In a short paper pinned close-by, curator Fabio Severo explains that what we’re looking at are screen shots of images extrapolated from on-line videos of the so-called ‘Arab Spring’, the multiple uprisings that burst out in North Africa and the Middle East in late 2010 and 2011. The project, by Roman photographer Giorgio di Noto, 22, is called ‘The Arab Revolt’ and, to great controversy, it won Italy’s esteemed Premio Pesaresi Prize for photojournalism.

Giorgio Di Noto, ‘The Arab Revolt’, 2012
After reviewing 68 portfolios, an international jury was split in a four-to-three vote in favour of Di Noto’s work, for its ‘intrinsic capability of displaying photography’s sense of contemporaneity’ and ‘the excellent editing and selection’, concluding that the project, in its ‘homogeneity and coherence’, has used ‘photographic language to the best of its current technological potential’.

Many in the Italian photography establishment raised eyebrows and voices at this decision, arguing that, unlike in traditional photojournalism, Di Noto wasn’t physically present during the uprisings to snap any of these images. Thus, awarding such a project – they say – implies a devaluation of the photographer’s role as witness to history and of photography as a tool to record truth. Criticism lit up the Italian photography blogosphere, ranging from fierce disagreement with the jury’s decision – ‘awarding such a project is a moral defeat’ – to vehement direct attacks on the photographer’s riskless work ethic – ‘this is not modern reportage’, and ‘the only risks he ran were maybe drinking too much coffee and losing sleep’. Although the prize’s rules don’t include any methodology specifications, several lamented how this project dismisses the aesthetic credo of the late Marco Pesaresi, the prize’s namesake, rooted – as his friend and photoeditor Renata Ferri described it – in ‘street photography and the magic of the real’. And of course, there was no shortage of those bemoaning ‘the death of photojournalism’.

Others instead are slow to condemn. Rather, they see the award as a refreshing encouragement to find new ways of working in a challenging field. Arguably photojournalism, like journalism, is undergoing a renovation process – some might call it a crisis – in which new ways of reporting, producing and distributing images have surfaced. The key constituents seem to be new actors on the scene (like citizen photographers), cheap and accessible technology, and social media.
As recently as 2011, the World Press Photo Award proved it was embracing the trend by giving an honourable mention to German artist and photographer Michael Wolf for his work ‘A Series of Unfortunate Events’ based on Google Street View images. Two years earlier, curators Carles Guerra and Thomas Keenan held a seminar at Bard College in New York (followed by a 2010 exhibit in Barcelona) titled ‘Antiphotojournalism’, analyzing how some news photography has moved on un-stereotyped paths from the 1960s to the present day. The duo broadened the original meaning of the name invented by photographer Allan Sekula in 1999, and widely applied it against the clichés of conventional photojournalism, such as beautifully-composed yet dramatically-violent iconic images, predilection and closeness to the major dynamic actions, and faithfulness to the mission of reporting the real truth. While mixing practices, attitudes and intents, it calls for a critical perspective on the images’ meaning and the photographer’s role.
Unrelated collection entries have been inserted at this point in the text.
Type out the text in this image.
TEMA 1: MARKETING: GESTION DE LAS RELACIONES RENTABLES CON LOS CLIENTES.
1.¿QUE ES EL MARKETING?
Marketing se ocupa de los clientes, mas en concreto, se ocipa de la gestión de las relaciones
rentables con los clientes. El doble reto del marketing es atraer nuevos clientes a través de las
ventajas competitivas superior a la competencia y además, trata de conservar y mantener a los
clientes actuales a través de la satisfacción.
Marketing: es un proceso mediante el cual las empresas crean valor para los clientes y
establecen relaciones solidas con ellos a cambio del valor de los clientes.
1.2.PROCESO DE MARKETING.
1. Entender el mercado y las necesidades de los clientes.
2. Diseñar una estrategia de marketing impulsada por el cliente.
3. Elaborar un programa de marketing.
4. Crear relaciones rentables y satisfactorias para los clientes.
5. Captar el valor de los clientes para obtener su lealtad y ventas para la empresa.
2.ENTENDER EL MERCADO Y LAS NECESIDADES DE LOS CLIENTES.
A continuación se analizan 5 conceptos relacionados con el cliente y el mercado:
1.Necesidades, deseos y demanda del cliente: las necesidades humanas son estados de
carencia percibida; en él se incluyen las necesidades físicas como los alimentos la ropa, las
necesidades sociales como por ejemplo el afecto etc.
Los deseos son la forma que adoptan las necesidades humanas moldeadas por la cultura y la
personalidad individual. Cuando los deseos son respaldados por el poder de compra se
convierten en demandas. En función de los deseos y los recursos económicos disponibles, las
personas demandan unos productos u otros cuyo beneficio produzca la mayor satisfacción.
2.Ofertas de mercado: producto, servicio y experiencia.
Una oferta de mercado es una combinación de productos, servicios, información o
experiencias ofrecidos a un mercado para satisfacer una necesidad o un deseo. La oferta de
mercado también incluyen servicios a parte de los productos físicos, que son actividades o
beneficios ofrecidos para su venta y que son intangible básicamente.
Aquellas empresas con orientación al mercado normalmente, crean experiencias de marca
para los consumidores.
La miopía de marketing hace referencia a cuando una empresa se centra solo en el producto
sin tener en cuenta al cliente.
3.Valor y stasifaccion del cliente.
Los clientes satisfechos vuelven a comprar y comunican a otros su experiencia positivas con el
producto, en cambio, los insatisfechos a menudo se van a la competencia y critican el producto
Hence, Di Noto’s stills of low-res, crowd-sourced videos can be seen as a meta-photojournalistic interrogation of the communication system, its language, functioning and methods of representation: the revolts – here indistinguishable from one another – become a pretext for a broader discourse on the way meaning is produced. While the project’s premises reside between reality and virtuality, the use of the manipulated and unstable Polaroid film assigns an objectual and somehow fetishist consistency.
This award doesn’t assess – as one incensed photography journalist remarked – that ‘the only “contemporary” thing you can do with images of historical, social and political events is editing those that already exist’. Instead, it recognizes the validity of Di Noto’s work as a viable option within the realm of narrative photojournalism, as an opening rather than a restriction.